For one thing, they never define “effectively”, but sometimes they say it loudly and bang the table a bit, hoping you’ll overlook the absence of a definition: “effectively constant”. For another, as I have explained, the base of the logarithm in a Big-O expression doesn’t matter, because logarithms of different bases are related by a constant factor, and time complexity abstracts away constant factors. So writing “O(log₃₂ n)” is an abuse of the notation; it’s the same as O(log n).

In my view, the way to make the point — that the performance costs of well-implemented functional collections are usually not worth worrying about — is twofold. First, we shouldn’t forget that time complexity is not all there is to time performance: there are also constant-factor differences, which can be quite substantial. Fully characterizing the performance of an implementation of an algorithm requires mentioning both. The mistake is to try to cram both pieces of information into the Big-O expression, which is specifically designed to isolate one of them and ignore the other.

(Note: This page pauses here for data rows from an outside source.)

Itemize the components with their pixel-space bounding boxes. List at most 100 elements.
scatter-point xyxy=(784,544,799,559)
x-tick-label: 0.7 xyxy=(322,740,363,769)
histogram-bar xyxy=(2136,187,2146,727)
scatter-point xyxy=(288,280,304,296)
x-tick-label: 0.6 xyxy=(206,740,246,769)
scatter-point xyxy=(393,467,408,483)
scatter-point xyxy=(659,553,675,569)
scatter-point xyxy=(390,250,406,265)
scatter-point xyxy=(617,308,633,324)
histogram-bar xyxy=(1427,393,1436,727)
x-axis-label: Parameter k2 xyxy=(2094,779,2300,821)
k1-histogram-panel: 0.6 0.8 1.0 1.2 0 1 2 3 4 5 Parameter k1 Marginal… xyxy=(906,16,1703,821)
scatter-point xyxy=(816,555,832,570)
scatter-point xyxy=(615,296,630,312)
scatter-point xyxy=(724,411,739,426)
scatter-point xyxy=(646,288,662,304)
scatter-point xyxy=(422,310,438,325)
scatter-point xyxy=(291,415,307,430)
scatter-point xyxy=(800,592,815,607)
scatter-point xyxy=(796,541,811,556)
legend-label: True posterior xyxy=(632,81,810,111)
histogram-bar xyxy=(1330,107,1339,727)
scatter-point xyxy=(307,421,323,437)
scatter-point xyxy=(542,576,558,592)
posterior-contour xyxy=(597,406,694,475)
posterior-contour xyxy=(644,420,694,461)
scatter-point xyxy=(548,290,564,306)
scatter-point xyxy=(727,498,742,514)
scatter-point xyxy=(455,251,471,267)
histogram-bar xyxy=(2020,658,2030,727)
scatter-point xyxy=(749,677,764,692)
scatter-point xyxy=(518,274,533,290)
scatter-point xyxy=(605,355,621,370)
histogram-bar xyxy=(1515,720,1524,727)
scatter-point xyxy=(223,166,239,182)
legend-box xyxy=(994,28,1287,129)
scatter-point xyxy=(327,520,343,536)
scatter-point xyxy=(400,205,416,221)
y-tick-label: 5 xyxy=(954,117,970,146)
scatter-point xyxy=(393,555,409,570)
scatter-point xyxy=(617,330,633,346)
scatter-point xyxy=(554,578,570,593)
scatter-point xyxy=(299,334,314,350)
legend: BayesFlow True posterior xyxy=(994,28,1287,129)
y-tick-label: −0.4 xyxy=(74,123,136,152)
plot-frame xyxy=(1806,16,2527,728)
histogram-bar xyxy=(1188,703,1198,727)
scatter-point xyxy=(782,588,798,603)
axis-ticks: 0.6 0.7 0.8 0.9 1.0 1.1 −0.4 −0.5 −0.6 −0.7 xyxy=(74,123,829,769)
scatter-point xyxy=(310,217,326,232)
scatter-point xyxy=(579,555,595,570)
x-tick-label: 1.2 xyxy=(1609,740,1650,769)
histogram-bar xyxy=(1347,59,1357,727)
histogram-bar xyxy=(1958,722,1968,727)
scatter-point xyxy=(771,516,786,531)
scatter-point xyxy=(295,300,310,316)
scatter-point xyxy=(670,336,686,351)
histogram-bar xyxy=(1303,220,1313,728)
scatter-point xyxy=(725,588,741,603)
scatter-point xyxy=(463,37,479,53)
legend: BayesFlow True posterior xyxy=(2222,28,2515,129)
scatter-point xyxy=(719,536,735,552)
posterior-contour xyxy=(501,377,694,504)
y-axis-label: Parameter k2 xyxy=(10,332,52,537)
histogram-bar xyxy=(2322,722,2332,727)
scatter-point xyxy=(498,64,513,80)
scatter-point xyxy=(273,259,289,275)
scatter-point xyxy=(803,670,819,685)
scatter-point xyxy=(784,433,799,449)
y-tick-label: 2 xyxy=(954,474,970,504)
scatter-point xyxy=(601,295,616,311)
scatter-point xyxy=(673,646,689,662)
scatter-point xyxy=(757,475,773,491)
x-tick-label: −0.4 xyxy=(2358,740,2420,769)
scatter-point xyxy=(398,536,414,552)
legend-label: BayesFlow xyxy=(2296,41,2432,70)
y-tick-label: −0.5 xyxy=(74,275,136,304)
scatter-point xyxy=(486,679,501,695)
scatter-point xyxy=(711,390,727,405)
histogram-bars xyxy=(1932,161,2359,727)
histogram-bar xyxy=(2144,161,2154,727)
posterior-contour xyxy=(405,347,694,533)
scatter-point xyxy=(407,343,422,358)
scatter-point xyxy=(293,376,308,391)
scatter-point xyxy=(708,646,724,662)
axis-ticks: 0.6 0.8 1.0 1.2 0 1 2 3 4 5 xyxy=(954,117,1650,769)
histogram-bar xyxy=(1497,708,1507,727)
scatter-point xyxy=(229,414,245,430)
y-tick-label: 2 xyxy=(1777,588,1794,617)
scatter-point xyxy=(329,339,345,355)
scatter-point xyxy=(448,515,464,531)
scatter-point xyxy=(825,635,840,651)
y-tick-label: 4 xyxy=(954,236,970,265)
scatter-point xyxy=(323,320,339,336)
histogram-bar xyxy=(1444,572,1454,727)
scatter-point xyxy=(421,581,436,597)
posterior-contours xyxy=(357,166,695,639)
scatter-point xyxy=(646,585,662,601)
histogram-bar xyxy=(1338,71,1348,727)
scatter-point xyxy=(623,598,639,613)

And second, we should point out that logarithmic time isn’t actually all that different from constant time. A logarithmic-time operation takes only twice as long on a 10⁶-element collection as on a 10³-element collection, and only four times as long on a 10¹²-element collection. So yes, it does slow down a little as the collection grows, but for most use cases this isn’t a problem at all. In particular, the gap between constant time and logarithmic time is far smaller than that between logarithmic time and linear time. I’m not going to gaslight you by saying that there is “effectively” no difference between constant and logarithmic, but I will say that it is only in extreme circumstances that the difference matters.